Consider the function $$f(z)=\frac {\sin (\frac {\pi z} {2})} {\sin (\pi z)}.$$ Then $f$ has poles at
$1.$ $\ $ all integers.
$2.$ $\ $ all even integers.
$3.$ $\ $ all odd integers.
$4.$ $\ $ all integers of the form $4k+1$, $\ k \in \Bbb Z$.
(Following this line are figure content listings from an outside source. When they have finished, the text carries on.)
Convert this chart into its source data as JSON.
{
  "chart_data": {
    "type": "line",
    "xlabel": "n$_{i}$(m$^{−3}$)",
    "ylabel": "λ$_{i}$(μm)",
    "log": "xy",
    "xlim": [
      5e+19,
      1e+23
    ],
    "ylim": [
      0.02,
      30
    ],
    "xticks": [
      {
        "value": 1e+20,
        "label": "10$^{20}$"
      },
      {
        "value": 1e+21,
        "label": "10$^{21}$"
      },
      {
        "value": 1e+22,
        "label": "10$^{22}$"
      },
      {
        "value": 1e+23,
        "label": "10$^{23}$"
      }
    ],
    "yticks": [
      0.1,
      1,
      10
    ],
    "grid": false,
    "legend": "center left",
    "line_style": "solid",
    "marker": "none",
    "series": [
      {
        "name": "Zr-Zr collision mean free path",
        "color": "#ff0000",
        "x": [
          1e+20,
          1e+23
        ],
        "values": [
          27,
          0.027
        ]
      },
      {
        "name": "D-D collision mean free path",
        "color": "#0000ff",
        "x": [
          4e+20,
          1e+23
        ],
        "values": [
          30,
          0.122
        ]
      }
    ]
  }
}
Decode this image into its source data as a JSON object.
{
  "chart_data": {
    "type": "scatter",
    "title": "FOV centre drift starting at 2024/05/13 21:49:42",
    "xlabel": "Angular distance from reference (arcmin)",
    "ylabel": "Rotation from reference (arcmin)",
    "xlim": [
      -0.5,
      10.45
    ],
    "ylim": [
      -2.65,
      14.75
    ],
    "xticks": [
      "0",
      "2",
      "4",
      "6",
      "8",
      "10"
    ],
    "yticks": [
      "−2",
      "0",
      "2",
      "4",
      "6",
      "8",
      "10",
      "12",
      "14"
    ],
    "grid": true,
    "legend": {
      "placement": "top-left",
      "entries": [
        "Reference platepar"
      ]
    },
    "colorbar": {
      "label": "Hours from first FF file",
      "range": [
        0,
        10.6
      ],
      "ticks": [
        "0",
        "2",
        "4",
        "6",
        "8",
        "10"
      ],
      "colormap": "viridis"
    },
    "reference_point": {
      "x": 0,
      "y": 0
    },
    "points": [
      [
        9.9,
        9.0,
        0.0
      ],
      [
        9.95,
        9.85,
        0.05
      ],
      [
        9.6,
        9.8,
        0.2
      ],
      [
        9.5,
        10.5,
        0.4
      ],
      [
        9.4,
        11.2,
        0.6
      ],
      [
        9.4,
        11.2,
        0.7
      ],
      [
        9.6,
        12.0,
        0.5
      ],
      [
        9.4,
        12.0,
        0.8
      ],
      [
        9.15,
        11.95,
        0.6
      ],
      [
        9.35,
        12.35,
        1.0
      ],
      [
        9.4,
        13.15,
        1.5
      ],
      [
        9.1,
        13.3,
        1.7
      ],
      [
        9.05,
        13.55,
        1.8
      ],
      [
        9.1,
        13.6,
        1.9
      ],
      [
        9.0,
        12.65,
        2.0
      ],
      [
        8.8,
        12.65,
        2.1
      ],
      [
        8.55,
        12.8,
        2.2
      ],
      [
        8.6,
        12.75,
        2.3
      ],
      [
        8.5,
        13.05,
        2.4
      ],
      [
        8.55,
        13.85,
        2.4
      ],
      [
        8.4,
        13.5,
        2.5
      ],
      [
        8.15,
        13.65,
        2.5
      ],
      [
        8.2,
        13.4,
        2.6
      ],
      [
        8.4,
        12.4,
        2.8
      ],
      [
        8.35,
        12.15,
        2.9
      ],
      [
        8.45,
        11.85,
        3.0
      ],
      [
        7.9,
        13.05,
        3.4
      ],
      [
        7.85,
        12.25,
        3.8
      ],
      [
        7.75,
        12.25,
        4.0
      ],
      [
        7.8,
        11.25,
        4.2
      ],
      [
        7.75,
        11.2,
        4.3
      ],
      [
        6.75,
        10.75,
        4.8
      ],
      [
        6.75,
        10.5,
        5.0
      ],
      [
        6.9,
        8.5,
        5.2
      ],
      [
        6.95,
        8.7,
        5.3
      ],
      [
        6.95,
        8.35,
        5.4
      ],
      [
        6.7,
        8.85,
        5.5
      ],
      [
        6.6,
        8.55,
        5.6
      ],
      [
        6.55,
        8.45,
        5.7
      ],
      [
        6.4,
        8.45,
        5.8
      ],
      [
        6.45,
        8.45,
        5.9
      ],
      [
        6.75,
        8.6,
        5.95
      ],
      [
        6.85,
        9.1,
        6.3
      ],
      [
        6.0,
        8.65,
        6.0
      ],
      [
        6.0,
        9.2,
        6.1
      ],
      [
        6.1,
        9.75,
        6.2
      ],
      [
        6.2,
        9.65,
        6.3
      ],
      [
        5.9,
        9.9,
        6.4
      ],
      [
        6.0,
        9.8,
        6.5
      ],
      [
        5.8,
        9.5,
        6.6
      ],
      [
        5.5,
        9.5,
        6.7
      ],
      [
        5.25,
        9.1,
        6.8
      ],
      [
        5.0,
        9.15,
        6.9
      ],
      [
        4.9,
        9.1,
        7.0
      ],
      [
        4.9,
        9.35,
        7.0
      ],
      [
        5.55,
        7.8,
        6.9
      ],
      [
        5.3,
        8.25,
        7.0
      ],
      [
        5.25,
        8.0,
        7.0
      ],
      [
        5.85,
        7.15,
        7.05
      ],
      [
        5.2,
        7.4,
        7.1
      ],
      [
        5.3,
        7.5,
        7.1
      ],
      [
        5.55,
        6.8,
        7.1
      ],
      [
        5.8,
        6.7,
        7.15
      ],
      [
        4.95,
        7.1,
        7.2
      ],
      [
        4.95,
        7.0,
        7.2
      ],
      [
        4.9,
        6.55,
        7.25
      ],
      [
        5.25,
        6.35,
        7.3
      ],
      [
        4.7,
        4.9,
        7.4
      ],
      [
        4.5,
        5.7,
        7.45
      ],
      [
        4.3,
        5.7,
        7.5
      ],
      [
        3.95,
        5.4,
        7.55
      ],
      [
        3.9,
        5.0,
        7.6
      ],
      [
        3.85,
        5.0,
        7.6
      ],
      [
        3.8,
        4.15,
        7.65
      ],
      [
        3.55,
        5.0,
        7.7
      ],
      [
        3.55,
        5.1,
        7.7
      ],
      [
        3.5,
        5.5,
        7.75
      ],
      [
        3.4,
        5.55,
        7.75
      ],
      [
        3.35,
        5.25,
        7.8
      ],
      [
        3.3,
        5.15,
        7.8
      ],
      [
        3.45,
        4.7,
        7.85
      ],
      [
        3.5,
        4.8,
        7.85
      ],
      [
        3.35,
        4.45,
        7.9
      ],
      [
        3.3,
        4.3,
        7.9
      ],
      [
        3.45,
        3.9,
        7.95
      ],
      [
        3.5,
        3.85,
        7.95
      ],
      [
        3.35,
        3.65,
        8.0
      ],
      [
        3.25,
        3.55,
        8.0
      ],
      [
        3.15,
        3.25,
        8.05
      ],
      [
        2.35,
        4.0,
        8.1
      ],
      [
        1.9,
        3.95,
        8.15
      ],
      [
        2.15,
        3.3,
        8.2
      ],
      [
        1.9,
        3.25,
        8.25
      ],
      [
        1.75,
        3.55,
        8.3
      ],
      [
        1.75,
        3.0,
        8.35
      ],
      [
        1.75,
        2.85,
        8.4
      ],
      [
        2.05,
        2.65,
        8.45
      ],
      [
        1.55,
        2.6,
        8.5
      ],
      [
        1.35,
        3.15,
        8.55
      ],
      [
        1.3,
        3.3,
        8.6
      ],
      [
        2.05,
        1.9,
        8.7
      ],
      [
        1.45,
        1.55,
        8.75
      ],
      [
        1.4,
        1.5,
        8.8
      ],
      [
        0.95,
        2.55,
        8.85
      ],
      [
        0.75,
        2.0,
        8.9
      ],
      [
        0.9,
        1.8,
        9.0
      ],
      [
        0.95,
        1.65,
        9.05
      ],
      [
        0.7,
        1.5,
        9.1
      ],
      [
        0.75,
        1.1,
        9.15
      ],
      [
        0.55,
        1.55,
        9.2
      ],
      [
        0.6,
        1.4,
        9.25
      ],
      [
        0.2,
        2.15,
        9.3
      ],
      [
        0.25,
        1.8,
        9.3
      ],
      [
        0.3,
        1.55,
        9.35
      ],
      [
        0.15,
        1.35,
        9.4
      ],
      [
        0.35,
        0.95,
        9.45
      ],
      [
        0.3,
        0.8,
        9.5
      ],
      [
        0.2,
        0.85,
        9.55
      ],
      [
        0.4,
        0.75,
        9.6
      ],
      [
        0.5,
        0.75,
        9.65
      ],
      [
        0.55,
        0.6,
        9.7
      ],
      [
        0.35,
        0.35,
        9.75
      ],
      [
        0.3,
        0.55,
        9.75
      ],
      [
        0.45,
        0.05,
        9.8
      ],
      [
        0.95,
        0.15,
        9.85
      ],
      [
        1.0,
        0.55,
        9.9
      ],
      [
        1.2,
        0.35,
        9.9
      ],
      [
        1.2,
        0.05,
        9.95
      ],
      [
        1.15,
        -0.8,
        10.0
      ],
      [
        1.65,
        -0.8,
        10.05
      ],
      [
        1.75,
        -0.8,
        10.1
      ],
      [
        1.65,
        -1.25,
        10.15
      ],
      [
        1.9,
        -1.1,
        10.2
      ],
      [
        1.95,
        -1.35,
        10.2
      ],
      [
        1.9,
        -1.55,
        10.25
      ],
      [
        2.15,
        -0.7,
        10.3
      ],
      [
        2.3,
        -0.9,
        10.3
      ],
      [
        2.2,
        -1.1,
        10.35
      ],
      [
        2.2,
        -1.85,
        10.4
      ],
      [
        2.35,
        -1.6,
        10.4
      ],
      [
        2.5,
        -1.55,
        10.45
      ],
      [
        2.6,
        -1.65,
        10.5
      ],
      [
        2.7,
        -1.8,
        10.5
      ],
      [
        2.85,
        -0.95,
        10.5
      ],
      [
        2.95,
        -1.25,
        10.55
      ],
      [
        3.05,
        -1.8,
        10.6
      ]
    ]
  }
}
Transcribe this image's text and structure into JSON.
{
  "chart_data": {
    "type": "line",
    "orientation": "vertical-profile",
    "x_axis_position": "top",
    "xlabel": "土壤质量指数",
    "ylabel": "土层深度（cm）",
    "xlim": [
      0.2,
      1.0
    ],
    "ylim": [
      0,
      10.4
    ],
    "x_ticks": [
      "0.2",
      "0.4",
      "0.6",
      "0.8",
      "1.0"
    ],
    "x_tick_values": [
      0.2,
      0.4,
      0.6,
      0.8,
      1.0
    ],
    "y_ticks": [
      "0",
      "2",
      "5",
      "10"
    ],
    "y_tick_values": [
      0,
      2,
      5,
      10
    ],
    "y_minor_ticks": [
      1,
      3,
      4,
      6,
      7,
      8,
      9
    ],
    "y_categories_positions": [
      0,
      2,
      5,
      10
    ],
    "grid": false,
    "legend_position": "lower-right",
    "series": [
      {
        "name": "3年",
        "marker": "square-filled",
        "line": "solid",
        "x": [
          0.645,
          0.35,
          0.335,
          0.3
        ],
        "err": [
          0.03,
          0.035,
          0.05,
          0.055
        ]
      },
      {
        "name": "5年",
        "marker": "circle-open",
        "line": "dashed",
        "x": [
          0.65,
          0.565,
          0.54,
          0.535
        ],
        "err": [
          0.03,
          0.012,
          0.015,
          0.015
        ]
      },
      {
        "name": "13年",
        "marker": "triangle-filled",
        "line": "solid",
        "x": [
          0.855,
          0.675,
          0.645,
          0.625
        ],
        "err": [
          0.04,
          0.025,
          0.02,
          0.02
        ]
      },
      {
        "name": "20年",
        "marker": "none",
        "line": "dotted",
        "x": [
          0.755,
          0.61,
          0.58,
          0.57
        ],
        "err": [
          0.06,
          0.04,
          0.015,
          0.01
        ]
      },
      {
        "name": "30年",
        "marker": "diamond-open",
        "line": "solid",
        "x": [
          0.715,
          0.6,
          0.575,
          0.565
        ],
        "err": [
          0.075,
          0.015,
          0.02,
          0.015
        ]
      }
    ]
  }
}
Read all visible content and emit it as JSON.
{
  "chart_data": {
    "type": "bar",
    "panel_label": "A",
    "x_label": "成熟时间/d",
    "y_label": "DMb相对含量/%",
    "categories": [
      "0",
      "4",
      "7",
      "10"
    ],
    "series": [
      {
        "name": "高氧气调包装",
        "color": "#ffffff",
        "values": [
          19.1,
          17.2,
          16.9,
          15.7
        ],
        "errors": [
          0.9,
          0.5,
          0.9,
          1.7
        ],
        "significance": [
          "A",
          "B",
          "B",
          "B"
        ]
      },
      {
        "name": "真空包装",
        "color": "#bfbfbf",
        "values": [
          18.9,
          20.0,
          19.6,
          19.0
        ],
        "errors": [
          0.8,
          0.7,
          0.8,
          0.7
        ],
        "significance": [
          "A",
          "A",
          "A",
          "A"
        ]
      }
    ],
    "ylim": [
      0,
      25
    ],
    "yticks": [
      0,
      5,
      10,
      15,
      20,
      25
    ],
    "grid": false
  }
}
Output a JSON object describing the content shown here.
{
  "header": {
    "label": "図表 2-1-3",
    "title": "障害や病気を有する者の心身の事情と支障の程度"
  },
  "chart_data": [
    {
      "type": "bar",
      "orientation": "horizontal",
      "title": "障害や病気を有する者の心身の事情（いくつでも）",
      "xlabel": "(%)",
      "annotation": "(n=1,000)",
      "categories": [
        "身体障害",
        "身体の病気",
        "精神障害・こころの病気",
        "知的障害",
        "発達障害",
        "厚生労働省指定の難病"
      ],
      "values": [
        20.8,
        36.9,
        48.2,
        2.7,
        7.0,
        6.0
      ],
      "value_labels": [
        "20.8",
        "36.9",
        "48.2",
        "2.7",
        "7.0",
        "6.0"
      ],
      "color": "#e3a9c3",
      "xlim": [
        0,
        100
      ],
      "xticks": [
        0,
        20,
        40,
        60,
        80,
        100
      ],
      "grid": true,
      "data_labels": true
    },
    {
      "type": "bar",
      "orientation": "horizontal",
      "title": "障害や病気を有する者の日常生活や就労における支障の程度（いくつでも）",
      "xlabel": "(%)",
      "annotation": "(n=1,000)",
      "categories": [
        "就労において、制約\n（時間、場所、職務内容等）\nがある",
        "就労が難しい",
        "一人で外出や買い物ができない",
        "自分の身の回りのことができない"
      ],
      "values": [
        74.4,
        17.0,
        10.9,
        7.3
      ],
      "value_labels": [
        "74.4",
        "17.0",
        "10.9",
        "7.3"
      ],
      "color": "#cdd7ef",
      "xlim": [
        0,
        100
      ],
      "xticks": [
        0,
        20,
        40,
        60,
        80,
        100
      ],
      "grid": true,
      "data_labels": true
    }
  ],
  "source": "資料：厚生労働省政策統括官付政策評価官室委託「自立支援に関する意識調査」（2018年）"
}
What I have thought is as follows $:$
If $z_0$ is a pole of $f$ then it is not a zero of $\sin \left (\frac {\pi z} {2} \right )$. Because if $z_0$ was a zero of $\sin \left (\frac {\pi z} {2} \right )$ then it can't be a zero of $\cos \left (\frac {\pi z} {2} \right )$ and hence $z_0$ becomes a removable singularity of $f$ which contradicts the fact that $z_0$ is a pole of $f$. Hence $z_0$ is indeed not a zero of $\sin \left (\frac {\pi z} {2} \right )$. Hence $$\lim_{z \rightarrow z_0} f(z) = \lim_{z \rightarrow z_0} \frac {1} {\cos \left (\frac {\pi z} {2} \right )}.$$ On the other hand since $z_0$ is a pole of $f$ so $$\lim_{z \rightarrow z_0} f(z) = \infty.$$ i.e. $$\lim_{z \rightarrow z_0} \frac {1} {\cos \left (\frac {\pi z} {2} \right )}=\infty.$$ This shows that $z_0$ is a pole of $\frac {1} {\cos \left (\frac {\pi z} {2} \right )}$ i.e. $z_0$ is a zero of $\cos \left (\frac {\pi z} {2} \right )$. Therefore $\frac {\pi z} {2} = (2n+1)\frac {\pi} {2},\ n \in \Bbb Z$ $\implies$ $z = 2n+1,\ n \in \Bbb Z$. This shows that the poles of $f$ are all the odd integers.
Hint: $\sin(\pi z) = 2 \sin(\pi z/2) \cos(\pi z/2)$.